Но лицо было только лицом, а вот природная мимика, идущая вразрез с привычными для обычных людей выражениями, была у нее начисто перепутана. В этом и была ее особенность. Когда Серафима Карловна злилась, или сердилась на кого-то, а надо сказать, что сердилась она постоянно, лицо ее принимало самое благодушное выражение. А уж когда она была в ярости или кого-то ненавидела, лицо начинало светиться любовью и счастьем.
Словно Ангел господень, когда раздавал по капельке новорожденным котятам природное чувство эмпатии, чтоб они выжили в этом жестоком мире, ошибся и случайно вылил полведра волшебной амброзии на новорожденную Серафиму. Поэтому выражение ее лица шло вразрез с ее истинными чувствами, и окружающие с удивлением говорили промеж собой: – Как же она любит этих негодяев и отщепенцев. Наверное, святая!

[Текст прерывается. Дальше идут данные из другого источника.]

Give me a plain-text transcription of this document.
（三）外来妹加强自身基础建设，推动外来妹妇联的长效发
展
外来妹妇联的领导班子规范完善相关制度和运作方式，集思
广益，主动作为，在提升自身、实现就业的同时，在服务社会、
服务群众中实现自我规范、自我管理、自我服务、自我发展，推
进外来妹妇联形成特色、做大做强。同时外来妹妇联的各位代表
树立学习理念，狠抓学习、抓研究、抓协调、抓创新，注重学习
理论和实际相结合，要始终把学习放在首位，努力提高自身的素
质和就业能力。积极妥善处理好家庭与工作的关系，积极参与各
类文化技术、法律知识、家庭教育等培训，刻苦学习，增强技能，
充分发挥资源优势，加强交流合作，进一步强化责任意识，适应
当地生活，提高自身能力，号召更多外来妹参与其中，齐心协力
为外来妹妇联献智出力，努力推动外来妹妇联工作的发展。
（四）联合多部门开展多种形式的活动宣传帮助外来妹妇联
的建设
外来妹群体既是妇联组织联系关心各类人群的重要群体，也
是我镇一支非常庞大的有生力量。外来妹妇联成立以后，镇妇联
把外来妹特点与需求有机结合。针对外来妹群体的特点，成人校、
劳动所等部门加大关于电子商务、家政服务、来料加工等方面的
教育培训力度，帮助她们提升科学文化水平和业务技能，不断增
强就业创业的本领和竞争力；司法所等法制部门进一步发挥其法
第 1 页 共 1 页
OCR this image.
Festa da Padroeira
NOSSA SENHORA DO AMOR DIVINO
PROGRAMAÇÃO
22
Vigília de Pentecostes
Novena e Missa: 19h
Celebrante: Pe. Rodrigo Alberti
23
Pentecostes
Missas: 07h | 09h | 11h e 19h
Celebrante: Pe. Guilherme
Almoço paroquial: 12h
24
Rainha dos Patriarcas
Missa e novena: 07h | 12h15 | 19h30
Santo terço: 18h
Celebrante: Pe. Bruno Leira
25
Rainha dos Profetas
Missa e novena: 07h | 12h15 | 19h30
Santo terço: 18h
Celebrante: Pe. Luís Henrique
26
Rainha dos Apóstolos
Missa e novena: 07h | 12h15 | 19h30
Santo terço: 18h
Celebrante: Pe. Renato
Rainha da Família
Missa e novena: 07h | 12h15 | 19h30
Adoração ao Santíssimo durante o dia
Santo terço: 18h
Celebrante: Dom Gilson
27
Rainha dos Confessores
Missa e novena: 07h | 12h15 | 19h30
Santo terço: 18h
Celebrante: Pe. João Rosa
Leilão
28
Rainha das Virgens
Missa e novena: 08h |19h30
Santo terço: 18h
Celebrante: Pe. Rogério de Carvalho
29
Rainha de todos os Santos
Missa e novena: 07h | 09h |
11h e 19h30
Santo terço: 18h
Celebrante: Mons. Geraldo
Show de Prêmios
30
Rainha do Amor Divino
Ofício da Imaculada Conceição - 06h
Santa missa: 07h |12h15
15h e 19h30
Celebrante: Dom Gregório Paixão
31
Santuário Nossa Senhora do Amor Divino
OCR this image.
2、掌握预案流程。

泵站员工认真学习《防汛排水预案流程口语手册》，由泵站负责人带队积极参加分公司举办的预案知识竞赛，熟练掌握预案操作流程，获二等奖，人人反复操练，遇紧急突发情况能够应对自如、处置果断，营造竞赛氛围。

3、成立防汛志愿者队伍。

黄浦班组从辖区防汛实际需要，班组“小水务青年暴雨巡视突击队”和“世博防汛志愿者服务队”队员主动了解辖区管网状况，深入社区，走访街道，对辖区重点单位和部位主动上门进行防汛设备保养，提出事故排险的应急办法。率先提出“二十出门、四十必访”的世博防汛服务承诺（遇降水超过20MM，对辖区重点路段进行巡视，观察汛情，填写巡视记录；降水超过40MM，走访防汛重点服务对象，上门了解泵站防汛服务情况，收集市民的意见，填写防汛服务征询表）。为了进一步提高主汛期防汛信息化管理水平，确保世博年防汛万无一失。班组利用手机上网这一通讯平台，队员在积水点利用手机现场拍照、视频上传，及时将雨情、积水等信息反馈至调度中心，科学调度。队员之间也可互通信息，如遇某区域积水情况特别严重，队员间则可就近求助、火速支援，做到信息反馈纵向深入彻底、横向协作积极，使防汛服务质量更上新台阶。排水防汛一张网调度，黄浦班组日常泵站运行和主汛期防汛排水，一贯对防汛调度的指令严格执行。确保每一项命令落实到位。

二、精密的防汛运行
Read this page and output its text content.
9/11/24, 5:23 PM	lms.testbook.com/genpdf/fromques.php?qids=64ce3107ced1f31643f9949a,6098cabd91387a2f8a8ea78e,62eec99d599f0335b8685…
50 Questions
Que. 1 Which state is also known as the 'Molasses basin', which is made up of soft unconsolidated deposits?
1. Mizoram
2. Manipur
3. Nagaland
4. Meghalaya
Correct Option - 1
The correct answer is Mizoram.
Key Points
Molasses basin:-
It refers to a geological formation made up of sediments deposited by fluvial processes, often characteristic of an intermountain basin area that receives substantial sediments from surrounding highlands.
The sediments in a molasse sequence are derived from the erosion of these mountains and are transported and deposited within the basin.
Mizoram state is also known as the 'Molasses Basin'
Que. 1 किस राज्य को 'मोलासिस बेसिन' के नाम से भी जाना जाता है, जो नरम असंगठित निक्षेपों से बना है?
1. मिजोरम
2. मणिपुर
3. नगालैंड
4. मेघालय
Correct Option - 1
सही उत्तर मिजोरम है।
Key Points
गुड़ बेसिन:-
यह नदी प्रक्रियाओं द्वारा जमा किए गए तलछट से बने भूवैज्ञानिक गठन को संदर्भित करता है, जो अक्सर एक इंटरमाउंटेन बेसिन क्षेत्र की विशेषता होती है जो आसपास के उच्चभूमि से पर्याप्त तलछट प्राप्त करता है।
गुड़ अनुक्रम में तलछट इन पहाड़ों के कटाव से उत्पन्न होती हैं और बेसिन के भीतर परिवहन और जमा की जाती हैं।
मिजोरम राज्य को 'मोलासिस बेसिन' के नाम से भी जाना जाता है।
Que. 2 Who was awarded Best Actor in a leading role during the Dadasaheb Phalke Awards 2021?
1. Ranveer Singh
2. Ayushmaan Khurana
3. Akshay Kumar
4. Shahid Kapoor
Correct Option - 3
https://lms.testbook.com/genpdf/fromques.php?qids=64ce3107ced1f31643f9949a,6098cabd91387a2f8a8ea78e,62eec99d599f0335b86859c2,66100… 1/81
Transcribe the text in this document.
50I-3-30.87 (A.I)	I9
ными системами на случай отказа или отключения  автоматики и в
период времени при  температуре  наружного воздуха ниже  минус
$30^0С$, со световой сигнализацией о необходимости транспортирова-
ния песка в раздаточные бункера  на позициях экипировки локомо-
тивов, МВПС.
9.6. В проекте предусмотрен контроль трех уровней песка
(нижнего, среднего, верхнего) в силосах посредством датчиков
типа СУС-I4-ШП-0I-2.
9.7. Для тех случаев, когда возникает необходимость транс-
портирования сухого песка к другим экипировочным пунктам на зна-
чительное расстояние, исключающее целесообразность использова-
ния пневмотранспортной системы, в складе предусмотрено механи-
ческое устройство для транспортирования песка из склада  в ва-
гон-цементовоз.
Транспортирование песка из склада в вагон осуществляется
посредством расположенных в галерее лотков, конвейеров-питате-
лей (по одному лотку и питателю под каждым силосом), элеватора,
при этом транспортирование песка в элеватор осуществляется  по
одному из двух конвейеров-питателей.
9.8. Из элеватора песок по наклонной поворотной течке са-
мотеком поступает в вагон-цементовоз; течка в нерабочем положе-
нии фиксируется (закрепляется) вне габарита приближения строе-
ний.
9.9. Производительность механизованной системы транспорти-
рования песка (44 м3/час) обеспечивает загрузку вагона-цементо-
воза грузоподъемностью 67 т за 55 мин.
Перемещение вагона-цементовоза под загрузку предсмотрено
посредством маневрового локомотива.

Об этой ее физической особенности знал только один человек на Земле, ее ребенок, Стёпа. Плод ее девичьей ошибки, совершенной в юном возрасте. Обладая и манипулируя этим тайным, сокровенным знанием, он сумел полностью поработить то существо, что называл своей матерью, и умело пользовался ее незащищенностью перед ним.
Если бы совершенно чужой человек неожиданно заглянул бы в комнату ее сына, он увидел бы рыхлое разжиревшее туловище, сидящее за компьютером с порносайтами, увидел бы немытый, забрызганный спермой под столом пол, остатки подгнившей еды по углам и намазанные на столешницу снизу засохшие козявки. Но его мать, Серафима Карловна, была не чужим человеком, она безумно, все сердцем жалела своего несчастного ребенка и даже если подглядывала в замочную дырочку, то не видела этого ничего. Ее сын, Степан, был единственным существом на Земле, которое она искренне и слепо, совершенно по-животному любила. При этом, во время особенно ярких приливов нежности, лицо ее кривилось от ненависти и омерзения – мы же помним, про физическую особенность ее мимики? Да и заходить в его комнату, чтобы например, прибраться, ей было строжайше запрещено. Мальчик уже подрос, ему, как всякому живому человеку, нужно было «личное пространство». Ибо для мальчика тридцать пять лет – не шутка, ну правда же? И как мать, она все понимала.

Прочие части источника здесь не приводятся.